Closed drlaw1558 closed 6 years ago
Elegant solutions that work for everyone may be a tough one on this. FWIW, I also use environment variables to point to necessary notebook data, especially since I'm often dealing with examples using fits files, which you don't want stored in github.
When available one could also provide the link back to the archive holding or download commands depending on where the data live.
Yeah, this is a hard usability problem. One solution for this I've seen used in the past is Git-LFS which LSST are using for some of their repos.
It would be good to develop some recommended solutions to this.

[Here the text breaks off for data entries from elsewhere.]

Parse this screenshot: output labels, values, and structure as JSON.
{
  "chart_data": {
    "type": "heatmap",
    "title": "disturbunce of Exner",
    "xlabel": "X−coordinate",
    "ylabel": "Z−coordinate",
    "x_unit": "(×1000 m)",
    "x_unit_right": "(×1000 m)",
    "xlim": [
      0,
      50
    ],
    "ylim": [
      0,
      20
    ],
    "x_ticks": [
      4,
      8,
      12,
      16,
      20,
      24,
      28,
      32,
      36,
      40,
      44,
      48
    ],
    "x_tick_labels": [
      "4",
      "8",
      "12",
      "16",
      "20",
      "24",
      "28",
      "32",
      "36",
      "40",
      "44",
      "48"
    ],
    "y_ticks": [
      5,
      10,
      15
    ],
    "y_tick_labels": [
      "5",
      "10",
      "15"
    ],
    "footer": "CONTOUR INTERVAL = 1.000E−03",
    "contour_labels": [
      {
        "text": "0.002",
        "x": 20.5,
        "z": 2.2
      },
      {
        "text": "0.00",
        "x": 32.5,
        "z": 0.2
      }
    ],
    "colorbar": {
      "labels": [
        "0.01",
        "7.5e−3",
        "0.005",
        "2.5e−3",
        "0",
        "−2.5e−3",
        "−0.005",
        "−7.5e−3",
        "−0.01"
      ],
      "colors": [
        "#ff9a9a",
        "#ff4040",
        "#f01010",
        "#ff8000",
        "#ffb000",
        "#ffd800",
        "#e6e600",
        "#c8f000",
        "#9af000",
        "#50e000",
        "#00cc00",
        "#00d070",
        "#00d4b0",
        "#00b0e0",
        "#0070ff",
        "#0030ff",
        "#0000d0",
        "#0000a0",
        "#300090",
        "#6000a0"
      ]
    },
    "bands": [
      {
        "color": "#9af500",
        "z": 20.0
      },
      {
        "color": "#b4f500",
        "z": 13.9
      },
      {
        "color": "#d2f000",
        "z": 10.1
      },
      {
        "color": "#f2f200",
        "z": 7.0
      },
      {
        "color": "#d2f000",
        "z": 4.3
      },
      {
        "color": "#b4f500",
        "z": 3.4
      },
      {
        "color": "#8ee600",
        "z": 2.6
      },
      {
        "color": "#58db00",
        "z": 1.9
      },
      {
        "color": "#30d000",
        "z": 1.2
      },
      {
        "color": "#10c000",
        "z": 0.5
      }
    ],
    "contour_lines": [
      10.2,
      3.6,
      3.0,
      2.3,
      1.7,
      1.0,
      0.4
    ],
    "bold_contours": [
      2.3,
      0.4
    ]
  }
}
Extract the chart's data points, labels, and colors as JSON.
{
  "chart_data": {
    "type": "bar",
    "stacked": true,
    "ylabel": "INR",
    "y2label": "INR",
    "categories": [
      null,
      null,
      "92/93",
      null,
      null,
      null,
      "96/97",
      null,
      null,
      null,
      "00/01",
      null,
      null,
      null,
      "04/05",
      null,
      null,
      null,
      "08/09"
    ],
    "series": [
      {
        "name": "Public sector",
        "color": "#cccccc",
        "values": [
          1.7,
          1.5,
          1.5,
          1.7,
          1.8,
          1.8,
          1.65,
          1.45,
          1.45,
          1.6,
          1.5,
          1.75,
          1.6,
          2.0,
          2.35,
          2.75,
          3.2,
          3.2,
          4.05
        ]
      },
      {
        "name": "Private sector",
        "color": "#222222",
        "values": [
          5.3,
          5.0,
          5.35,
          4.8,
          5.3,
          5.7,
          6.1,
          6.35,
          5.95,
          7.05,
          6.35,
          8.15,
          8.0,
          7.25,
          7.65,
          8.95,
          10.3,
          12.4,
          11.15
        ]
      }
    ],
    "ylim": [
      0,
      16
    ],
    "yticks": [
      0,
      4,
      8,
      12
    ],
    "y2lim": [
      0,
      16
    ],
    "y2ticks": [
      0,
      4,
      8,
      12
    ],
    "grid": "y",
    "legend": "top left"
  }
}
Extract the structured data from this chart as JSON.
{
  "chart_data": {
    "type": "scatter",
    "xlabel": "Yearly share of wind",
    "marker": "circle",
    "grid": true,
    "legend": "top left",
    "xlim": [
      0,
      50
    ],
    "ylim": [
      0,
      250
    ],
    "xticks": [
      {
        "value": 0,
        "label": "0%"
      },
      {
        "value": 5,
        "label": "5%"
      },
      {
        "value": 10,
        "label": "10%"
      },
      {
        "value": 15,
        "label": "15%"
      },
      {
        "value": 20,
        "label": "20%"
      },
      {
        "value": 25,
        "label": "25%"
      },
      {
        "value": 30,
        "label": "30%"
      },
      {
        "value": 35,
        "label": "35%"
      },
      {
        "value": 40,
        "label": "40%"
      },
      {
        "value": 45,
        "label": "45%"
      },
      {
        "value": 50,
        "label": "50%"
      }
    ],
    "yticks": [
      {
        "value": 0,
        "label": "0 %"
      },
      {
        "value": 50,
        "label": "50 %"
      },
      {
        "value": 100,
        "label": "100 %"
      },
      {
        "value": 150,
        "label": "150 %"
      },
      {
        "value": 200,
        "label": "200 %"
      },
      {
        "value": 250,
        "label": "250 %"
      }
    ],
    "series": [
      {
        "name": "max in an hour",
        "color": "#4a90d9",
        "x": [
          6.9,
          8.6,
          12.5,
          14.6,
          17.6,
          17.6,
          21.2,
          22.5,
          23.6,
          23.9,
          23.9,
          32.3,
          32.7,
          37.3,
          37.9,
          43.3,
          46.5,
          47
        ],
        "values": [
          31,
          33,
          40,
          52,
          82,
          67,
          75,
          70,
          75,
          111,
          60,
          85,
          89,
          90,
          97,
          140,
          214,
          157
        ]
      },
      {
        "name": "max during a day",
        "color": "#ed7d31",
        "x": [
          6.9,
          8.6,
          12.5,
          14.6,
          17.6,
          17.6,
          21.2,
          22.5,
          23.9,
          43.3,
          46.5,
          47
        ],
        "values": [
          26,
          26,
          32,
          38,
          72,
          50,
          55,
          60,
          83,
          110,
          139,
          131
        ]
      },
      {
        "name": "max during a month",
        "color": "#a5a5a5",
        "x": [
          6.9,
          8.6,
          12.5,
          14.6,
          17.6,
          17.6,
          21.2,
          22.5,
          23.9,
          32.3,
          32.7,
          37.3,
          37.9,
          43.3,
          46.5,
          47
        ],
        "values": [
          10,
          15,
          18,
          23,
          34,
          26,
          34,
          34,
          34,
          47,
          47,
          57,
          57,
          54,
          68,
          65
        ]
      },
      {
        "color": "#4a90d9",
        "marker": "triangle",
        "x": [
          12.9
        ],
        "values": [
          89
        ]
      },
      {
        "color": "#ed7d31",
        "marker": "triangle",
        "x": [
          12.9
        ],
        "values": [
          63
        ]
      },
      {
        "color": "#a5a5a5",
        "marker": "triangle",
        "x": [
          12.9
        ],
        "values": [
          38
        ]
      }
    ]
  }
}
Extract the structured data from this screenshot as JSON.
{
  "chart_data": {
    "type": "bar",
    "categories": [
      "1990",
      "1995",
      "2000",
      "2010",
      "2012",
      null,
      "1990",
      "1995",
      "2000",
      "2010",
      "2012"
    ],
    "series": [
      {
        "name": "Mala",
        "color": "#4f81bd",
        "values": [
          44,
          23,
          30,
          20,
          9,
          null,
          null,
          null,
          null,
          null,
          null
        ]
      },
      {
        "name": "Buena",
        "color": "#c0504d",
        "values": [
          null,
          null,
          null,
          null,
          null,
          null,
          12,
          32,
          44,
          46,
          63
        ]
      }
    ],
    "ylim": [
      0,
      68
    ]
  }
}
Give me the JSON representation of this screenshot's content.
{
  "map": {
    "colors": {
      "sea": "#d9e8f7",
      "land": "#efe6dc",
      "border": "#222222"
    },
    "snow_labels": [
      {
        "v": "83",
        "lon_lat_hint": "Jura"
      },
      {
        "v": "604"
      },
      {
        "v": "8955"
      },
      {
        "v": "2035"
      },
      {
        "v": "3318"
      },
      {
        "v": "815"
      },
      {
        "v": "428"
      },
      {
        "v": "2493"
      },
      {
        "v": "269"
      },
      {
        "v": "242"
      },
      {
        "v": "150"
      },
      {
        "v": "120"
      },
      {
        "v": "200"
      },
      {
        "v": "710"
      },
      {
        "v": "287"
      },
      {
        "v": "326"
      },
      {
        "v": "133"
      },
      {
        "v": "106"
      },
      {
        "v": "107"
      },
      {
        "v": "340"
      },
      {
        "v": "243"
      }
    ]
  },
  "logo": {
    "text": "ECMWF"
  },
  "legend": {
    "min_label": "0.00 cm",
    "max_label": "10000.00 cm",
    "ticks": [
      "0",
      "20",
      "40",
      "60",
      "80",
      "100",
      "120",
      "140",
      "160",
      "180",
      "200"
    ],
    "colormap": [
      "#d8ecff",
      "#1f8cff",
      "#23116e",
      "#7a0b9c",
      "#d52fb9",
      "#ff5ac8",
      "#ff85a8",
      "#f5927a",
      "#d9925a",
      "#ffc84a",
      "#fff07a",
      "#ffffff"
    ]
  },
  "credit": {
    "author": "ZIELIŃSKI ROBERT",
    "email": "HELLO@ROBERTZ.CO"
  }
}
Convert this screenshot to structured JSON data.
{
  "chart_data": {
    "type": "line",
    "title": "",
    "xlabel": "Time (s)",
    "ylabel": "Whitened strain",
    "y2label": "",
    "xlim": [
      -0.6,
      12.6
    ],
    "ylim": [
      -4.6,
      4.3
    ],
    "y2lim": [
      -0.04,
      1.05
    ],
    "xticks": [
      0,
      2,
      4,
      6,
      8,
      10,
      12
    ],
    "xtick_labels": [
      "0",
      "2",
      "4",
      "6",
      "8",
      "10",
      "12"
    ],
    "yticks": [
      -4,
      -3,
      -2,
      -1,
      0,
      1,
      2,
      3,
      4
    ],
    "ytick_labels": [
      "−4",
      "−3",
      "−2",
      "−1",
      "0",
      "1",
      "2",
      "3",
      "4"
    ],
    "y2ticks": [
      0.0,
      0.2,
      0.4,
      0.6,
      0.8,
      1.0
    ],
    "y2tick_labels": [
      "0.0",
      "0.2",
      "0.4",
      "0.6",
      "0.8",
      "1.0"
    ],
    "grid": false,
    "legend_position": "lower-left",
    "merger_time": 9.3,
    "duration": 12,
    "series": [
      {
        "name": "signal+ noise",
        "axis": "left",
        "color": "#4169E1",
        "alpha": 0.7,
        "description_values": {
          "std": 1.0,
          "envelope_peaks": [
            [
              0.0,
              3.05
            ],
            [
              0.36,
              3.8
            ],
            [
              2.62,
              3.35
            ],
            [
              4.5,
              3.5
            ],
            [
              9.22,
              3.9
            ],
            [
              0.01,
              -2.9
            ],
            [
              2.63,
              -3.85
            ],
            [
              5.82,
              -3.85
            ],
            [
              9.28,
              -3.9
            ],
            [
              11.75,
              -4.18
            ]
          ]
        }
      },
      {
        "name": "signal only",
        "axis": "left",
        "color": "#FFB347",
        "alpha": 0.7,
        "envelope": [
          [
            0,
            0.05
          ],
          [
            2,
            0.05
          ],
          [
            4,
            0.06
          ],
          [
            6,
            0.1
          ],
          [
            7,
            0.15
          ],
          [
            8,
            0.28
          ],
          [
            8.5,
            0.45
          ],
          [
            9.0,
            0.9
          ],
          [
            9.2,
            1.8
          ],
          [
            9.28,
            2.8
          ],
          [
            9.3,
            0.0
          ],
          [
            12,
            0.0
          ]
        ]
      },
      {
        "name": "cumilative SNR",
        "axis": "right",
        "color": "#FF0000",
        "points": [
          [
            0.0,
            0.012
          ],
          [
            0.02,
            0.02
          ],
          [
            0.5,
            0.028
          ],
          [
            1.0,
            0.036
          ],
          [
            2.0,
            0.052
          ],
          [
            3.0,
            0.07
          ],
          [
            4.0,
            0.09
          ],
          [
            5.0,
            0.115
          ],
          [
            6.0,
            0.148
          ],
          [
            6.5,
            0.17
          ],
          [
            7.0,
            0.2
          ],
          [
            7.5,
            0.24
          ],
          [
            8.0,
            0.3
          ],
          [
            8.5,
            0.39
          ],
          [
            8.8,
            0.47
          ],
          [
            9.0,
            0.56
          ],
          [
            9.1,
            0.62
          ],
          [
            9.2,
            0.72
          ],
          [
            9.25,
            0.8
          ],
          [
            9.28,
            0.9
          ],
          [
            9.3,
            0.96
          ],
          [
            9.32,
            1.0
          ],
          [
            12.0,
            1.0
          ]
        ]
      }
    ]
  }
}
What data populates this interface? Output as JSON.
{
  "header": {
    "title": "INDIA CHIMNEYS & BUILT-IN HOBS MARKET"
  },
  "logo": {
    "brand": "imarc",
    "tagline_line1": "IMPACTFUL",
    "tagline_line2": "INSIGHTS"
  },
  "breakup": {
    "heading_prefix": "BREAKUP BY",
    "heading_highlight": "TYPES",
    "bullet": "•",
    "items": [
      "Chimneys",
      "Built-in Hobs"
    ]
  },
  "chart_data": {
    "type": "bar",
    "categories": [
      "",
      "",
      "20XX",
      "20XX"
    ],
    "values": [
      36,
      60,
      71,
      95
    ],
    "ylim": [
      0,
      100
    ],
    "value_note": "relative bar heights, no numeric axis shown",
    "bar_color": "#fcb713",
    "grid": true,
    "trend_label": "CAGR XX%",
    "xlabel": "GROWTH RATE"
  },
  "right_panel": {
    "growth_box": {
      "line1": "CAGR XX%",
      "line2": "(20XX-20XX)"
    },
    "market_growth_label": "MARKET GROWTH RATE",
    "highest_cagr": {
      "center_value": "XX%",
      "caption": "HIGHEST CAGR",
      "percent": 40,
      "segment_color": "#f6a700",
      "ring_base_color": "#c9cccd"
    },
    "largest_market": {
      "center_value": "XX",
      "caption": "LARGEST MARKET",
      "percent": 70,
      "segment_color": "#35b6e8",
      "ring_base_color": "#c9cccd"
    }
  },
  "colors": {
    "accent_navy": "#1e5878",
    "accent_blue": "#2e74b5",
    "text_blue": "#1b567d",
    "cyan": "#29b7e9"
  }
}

Dataversioncontrol (https://dataversioncontrol.com) looks interesting in this regard.
Dataversioncontrol (https://dataversioncontrol.com) looks interesting in this regard.
Agreed. Looks very similar to Git-LFS in approach.
@eteq wrote this up, seems generally applicable in this context: https://innerspace.stsci.edu/pages/viewpage.action?pageId=129671315
Another issue that would be useful to have a style guide for: linked data directories.
This is particularly relevant to notebooks, which might operate on a data file that they need to find in order for an end-user to run the notebook successfully. I can see two kinds of files: 1) Small data files that make sense to live within the repository itself, and can easily be linked with an environmental variable 2) Large data files that shouldn't be in the repository but staged elsewhere.
Being relatively new to git and python (from svn and IDL) I've been inventing my own approaches using environmental variables pointing to (1) the local repo checkout directory, and (2) a corresponding data directory on central store. Works well enough, but if there is a more elegant solution it would be helpful to describe here.